A repcnt zero means no repeat fields; a repeat count of 1 means one more field with the same definition, etc.

Schema Name Details

Each field can be assigned a symbolic name. The names (which are not counted in the maplen parameter) associated with each field are stored consecutively in the form:

  • 1-byte length count (which includes length count and terminator)
  • n-byte name
  • 1-byte null terminator

Therefore, the symbolic name “FIRST” will be stored as:

7FIRST0

If no name is associated with a field, then a single byte of value 1 is stored. For example, if the first and third fields are named “FIRST” and “THIRD” respectively, and the second field has no name, the names will be stored as:

7FIRST017THIRD0

There is a single name for each field block. If there is a non-zero repeat count, only one name is stored. There is not a name stored for each repeated field.

Record Structure

While c-tree can support virtually any organization of data fields, there are some guidelines which promote maximum support by c-tree and FairCom’s other products. We strongly recommend following these guidelines unless there are compelling reasons not to do so.

The field types described in the next section can be grouped into fixed and varying length fields. For this grouping, the fixed refers to whether or not the space occupied by the field is fixed, not whether the contents are fixed.

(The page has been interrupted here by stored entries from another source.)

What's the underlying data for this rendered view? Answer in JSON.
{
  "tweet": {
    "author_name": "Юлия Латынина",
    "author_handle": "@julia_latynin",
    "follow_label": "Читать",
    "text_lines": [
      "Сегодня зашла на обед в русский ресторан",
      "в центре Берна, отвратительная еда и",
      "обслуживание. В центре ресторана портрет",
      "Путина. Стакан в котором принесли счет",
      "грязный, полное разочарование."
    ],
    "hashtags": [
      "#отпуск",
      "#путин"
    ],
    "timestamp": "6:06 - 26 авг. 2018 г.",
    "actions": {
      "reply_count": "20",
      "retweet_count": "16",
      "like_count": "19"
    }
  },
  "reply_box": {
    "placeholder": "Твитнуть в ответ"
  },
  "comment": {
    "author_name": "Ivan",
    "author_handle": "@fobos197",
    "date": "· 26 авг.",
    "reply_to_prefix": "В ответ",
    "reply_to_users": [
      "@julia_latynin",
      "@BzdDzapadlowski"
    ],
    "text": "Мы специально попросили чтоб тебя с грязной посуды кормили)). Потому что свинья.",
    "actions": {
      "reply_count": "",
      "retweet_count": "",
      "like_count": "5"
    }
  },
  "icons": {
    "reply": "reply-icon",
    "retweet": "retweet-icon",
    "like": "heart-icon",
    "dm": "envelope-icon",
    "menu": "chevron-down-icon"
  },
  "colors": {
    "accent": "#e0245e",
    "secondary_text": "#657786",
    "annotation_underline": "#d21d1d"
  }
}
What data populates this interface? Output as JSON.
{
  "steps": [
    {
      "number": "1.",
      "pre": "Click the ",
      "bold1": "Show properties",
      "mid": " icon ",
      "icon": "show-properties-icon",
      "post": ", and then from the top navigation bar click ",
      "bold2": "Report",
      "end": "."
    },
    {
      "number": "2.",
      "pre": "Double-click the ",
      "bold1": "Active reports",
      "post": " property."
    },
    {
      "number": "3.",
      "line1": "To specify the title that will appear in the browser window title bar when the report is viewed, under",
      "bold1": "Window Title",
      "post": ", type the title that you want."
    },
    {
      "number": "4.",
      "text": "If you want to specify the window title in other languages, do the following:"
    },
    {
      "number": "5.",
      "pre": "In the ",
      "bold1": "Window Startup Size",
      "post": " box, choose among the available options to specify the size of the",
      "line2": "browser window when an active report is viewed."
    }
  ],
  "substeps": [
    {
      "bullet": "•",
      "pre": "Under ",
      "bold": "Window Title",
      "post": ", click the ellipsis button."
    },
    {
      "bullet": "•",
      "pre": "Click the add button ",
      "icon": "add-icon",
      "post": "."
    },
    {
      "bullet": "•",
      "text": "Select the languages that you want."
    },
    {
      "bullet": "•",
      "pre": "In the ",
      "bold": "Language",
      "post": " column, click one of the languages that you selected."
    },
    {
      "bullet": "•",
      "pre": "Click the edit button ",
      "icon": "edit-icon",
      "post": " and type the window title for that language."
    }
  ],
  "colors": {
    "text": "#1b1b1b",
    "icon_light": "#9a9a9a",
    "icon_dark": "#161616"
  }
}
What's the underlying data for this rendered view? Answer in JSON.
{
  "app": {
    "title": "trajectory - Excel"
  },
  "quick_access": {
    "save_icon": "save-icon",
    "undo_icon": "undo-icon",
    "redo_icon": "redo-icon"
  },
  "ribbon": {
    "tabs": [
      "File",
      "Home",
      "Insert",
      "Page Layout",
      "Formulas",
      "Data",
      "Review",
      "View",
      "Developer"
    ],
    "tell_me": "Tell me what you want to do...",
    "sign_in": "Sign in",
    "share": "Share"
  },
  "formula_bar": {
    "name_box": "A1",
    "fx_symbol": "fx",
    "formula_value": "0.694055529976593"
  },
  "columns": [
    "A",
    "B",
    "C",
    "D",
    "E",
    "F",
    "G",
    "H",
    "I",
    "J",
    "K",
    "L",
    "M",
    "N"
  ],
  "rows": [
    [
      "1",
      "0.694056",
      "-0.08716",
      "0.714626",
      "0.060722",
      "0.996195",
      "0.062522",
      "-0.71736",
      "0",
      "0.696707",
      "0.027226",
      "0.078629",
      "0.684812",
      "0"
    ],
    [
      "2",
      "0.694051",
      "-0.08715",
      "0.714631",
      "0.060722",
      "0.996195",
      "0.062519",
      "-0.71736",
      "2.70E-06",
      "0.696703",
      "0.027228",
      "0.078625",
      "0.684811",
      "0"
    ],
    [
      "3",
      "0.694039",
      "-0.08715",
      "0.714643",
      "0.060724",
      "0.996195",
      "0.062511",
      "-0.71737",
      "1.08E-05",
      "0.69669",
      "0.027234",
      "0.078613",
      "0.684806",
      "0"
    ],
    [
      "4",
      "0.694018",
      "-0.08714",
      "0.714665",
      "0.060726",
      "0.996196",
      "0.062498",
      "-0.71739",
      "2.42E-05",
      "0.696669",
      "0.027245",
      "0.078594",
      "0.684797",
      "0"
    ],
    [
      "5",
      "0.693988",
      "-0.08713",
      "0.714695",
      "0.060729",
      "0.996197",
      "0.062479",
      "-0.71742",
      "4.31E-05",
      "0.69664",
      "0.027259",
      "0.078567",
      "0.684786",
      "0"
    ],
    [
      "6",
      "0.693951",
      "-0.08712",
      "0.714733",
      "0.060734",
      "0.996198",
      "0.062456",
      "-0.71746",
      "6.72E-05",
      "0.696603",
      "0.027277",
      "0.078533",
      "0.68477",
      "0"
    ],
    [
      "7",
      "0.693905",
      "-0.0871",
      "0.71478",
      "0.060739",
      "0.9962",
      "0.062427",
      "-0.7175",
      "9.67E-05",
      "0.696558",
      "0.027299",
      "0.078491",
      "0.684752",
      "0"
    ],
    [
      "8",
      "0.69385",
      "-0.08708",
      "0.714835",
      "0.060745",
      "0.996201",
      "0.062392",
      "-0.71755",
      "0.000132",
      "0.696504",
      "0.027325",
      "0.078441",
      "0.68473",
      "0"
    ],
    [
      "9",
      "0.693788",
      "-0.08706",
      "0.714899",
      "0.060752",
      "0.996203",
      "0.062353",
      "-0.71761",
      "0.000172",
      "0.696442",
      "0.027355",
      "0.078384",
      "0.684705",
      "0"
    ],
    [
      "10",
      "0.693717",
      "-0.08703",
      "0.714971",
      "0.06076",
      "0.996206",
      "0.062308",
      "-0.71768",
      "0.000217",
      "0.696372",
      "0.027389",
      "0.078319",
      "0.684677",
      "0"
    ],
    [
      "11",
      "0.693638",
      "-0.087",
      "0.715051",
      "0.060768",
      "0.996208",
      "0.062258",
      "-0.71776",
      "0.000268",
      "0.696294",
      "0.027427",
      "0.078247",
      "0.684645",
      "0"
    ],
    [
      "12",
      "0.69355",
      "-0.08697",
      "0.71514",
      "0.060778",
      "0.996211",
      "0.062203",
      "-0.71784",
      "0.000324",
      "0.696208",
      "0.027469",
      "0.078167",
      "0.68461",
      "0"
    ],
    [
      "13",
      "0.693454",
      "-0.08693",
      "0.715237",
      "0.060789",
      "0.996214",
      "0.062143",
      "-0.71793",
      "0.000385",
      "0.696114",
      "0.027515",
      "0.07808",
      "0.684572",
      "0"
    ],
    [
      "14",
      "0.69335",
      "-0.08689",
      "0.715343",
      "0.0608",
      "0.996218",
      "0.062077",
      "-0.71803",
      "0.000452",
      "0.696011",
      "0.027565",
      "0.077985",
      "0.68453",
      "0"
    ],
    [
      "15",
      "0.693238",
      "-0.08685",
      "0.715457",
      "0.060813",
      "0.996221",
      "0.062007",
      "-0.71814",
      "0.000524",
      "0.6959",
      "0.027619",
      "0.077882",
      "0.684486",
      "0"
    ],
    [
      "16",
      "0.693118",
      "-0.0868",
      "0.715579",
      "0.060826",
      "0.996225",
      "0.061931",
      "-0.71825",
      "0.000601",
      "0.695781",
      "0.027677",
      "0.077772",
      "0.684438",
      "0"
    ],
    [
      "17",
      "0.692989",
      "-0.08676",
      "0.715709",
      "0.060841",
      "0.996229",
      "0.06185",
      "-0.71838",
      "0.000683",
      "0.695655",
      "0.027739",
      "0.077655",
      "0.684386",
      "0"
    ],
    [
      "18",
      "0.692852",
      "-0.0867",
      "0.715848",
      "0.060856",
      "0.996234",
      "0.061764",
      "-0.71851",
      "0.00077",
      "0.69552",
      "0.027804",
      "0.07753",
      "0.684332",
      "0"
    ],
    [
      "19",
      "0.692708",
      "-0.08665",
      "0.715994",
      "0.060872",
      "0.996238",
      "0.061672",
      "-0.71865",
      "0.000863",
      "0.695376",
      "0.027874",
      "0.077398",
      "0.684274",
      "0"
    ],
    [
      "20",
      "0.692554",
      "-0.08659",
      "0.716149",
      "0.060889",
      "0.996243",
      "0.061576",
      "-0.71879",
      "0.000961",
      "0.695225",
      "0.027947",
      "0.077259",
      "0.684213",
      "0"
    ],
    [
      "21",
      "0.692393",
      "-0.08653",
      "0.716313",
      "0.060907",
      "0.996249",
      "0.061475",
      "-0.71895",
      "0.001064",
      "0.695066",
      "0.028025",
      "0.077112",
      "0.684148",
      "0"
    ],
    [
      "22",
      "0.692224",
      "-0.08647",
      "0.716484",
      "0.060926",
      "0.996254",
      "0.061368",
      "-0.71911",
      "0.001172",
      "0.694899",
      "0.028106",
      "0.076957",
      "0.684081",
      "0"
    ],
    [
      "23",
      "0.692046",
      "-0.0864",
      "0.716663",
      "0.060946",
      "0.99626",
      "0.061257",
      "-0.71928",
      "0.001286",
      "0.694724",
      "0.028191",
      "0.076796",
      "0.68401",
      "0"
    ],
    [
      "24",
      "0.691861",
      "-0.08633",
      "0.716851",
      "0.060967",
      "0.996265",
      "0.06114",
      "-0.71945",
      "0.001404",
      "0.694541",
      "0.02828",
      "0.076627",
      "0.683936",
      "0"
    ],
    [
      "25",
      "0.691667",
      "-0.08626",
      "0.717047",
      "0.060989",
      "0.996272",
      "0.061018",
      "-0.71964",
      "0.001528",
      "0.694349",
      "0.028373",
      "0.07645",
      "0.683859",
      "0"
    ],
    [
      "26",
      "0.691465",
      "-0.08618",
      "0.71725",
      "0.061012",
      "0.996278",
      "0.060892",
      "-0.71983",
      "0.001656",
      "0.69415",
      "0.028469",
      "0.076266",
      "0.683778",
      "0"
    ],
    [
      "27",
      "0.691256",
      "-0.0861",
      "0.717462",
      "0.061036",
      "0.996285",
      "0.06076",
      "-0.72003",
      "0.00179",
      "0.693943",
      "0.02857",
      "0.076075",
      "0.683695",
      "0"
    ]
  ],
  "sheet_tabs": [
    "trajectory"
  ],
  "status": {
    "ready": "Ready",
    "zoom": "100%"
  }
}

When defining your record structure, the varying length fields will either have a known maximum length or be unlimited (within the bounds of the length count bytes if any). For example, you may have a varying length description field that is null terminated and guaranteed not to be longer than 1024 bytes. This is a varying length field with a known maximum. Conversely, you may have a 2-byte length count field that is varying in length, but there is no specified maximum length. This is a varying length field without a known maximum. Therefore, each field can be classified into one of three groups:

  • Fixed Length
  • Varying Length Max
  • Varying Length No Max

We recommend that fields be placed in the record in the order shown above.

Note: Both limited and unlimited variable-length fields require the application to properly pack and unpack the record structure. See the variable-length record discussion covered in Data and Index Files for additional information on building variable-length records.